Here follows a rival specimen selected from the same department of literature:—

"Bibliographie Instructive; ou, Traité de la Connaissance des Livres Rares et Singuliers; contenant un catalogue raisonné de la plus grande partie de ces livres précieux, qui ont paru successivement dans la république des lettres, depuis l'invention de l'imprimerie jusqu'à nos jours; avec des notes sur la différence et la rareté de leurs éditions, et des remarques sur l'origine de cette rareté actuelle, et son dégré plus ou moins considerable; la manière de distinguer les éditions originales, d'avec les contrefaites; avec une description typographique particulière, du composé de ces rares volumes, au moyen de laquelle il sera aisé de reconnoître facilement les exemplaires, ou mutilés en partie, ou absolument imparfaits, qui s'en rencontrent journellement dans le commerce, et de les distinguer sûrement de ceux qui seront exactement complets dans toutes leurs parties. Disposé par ordre de matières et de facultés, suivant le système bibliographique généralement adopté; avec une table générale des auteurs, et un système complet de bibliographie choisie. Par Guillaume-François de Bûre le jeune, Libraire de Paris."

[43] This passage has been quoted and read by many people quite unconscious of the arrant bull it contains. Indeed, an eminent London newspaper, to which the word Bull cannot be unfamiliar, tells me, in reviewing my first edition, that it is no bull at all, but a plain statement of fact, and boldly quotes it in confirmation of this opinion. There could be no better testimony to its being endowed with the subtle spirit of the genuine article. Irish bulls, as it has been said of constitutions, "are not made—they grow," and that only in their own native soil. Those manufactured for the stage and the anecdote-books betray their artificial origin in their breadth and obviousness. The real bull carries one with it at first by an imperceptible confusion and misplacement of ideas in the mind where it has arisen, and it is not until you reason back that you see it. Horace Walpole used to say that the best of all bulls, from its thorough and grotesque confusion of identity, was that of the man who complained of having been "changed at nurse;" and perhaps he is right.
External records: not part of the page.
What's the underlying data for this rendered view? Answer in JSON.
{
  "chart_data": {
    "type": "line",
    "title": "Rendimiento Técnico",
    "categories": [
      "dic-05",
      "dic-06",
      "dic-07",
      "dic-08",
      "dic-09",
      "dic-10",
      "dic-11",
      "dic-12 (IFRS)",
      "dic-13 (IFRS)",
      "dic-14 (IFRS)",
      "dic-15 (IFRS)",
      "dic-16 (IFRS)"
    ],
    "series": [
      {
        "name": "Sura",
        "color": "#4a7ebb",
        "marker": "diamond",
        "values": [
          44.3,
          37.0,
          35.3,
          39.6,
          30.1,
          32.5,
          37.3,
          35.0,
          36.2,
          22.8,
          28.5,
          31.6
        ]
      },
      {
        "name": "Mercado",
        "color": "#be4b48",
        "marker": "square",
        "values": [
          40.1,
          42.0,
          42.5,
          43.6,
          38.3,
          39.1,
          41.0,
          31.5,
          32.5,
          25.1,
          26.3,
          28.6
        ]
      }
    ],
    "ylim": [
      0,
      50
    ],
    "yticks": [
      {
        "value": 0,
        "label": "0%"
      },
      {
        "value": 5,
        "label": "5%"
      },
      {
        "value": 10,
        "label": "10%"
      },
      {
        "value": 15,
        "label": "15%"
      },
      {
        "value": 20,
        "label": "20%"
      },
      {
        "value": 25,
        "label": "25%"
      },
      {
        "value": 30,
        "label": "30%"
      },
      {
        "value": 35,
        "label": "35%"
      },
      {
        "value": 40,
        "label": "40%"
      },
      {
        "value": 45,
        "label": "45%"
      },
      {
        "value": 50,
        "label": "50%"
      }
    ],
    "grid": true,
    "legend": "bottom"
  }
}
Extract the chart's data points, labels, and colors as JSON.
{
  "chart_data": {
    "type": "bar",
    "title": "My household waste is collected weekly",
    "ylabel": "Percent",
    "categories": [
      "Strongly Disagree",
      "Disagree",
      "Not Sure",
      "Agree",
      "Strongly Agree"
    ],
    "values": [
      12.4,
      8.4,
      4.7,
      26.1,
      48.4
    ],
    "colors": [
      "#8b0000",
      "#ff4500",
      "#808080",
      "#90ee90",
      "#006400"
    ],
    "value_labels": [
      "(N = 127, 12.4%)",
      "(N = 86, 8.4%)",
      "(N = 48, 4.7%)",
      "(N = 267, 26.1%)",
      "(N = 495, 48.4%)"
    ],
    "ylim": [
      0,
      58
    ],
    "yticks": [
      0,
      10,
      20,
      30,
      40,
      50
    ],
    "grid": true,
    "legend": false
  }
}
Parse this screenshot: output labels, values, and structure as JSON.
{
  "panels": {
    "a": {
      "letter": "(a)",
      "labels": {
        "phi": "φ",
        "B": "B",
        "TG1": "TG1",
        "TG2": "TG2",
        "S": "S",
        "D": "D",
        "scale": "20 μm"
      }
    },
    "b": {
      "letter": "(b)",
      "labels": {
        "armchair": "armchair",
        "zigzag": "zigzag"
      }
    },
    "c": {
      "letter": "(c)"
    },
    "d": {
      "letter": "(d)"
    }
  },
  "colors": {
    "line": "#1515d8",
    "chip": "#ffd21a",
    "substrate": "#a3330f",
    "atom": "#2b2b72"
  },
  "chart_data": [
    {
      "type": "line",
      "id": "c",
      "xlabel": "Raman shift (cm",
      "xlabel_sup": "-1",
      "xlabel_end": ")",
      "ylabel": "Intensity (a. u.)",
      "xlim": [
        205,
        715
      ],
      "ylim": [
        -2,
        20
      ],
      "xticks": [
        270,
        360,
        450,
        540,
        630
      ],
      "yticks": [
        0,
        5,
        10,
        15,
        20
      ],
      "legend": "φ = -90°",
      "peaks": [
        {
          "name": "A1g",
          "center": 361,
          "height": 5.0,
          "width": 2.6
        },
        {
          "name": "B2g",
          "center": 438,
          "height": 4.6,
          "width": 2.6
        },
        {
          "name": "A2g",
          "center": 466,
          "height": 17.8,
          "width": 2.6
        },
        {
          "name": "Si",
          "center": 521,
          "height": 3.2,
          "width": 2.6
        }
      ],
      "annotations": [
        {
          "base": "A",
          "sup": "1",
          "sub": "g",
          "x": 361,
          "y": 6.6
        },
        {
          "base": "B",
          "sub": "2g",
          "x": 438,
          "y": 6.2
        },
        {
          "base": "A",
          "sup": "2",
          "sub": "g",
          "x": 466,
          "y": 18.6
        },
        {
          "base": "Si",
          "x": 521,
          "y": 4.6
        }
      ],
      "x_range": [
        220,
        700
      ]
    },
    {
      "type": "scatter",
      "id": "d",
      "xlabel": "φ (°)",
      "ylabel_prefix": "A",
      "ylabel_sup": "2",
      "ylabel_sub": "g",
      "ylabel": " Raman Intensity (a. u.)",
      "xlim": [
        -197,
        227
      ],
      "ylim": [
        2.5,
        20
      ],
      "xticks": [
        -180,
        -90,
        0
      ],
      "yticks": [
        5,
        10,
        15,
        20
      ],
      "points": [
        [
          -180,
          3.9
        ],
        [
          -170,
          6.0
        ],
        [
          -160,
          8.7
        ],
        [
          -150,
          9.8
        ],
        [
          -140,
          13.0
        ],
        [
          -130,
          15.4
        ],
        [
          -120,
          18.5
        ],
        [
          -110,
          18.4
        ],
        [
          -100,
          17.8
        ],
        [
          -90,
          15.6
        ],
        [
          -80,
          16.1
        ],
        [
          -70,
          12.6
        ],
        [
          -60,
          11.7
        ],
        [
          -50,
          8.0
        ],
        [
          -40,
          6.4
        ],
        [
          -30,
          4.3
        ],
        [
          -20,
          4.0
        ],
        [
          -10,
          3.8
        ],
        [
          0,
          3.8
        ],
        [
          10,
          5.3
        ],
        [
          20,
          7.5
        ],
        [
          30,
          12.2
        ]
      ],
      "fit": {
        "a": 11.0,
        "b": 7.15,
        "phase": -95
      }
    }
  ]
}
An Irishman, and he only, can handle this confusion of ideas so as to make it a more powerful instrument of repartee than the logic of another man: take, for instance, the beggar who, when imploring a dignified clergyman for charity, was charged not to take the sacred name in vain, and answered, "Is it in vain, then? and whose fault is that?" I have doubts whether the saying attributed to Sir Boyle Roche about being in two places at once "like a bird," is the genuine article. I happened to discover that it is of earlier date than Sir Boyle's day, having found, when rummaging in an old house among some Jacobite manuscripts, one from Robertson of Strowan, the warrior poet, in which he says about two contradictory military instructions, "It seems a difficult point for me to put both orders in execution, unless, as the man said, I can be in two places at once, like a bird." A few copies of these letters were printed for the use of the Abbotsford Club. This letter of Strowan's occurs in p. 92.

[44] This case has been often referred to in law-books, but I have never met with so full a statement of the contents of the declaration as in the Retrospective Review (vol. v. p. 81).

[45] It is curious to observe how bitter a prejudice Themis has against her own humbler ministers. Most of the bitterest legal jokes are at the expense of the class who have to carry the law into effect. Take, for instance, the case of the bailiff who had been compelled to swallow a writ, and, rushing into Lord Norbury's court to proclaim the indignity done to justice in his person, was met by the expression of a hope that the writ was "not returnable in this court."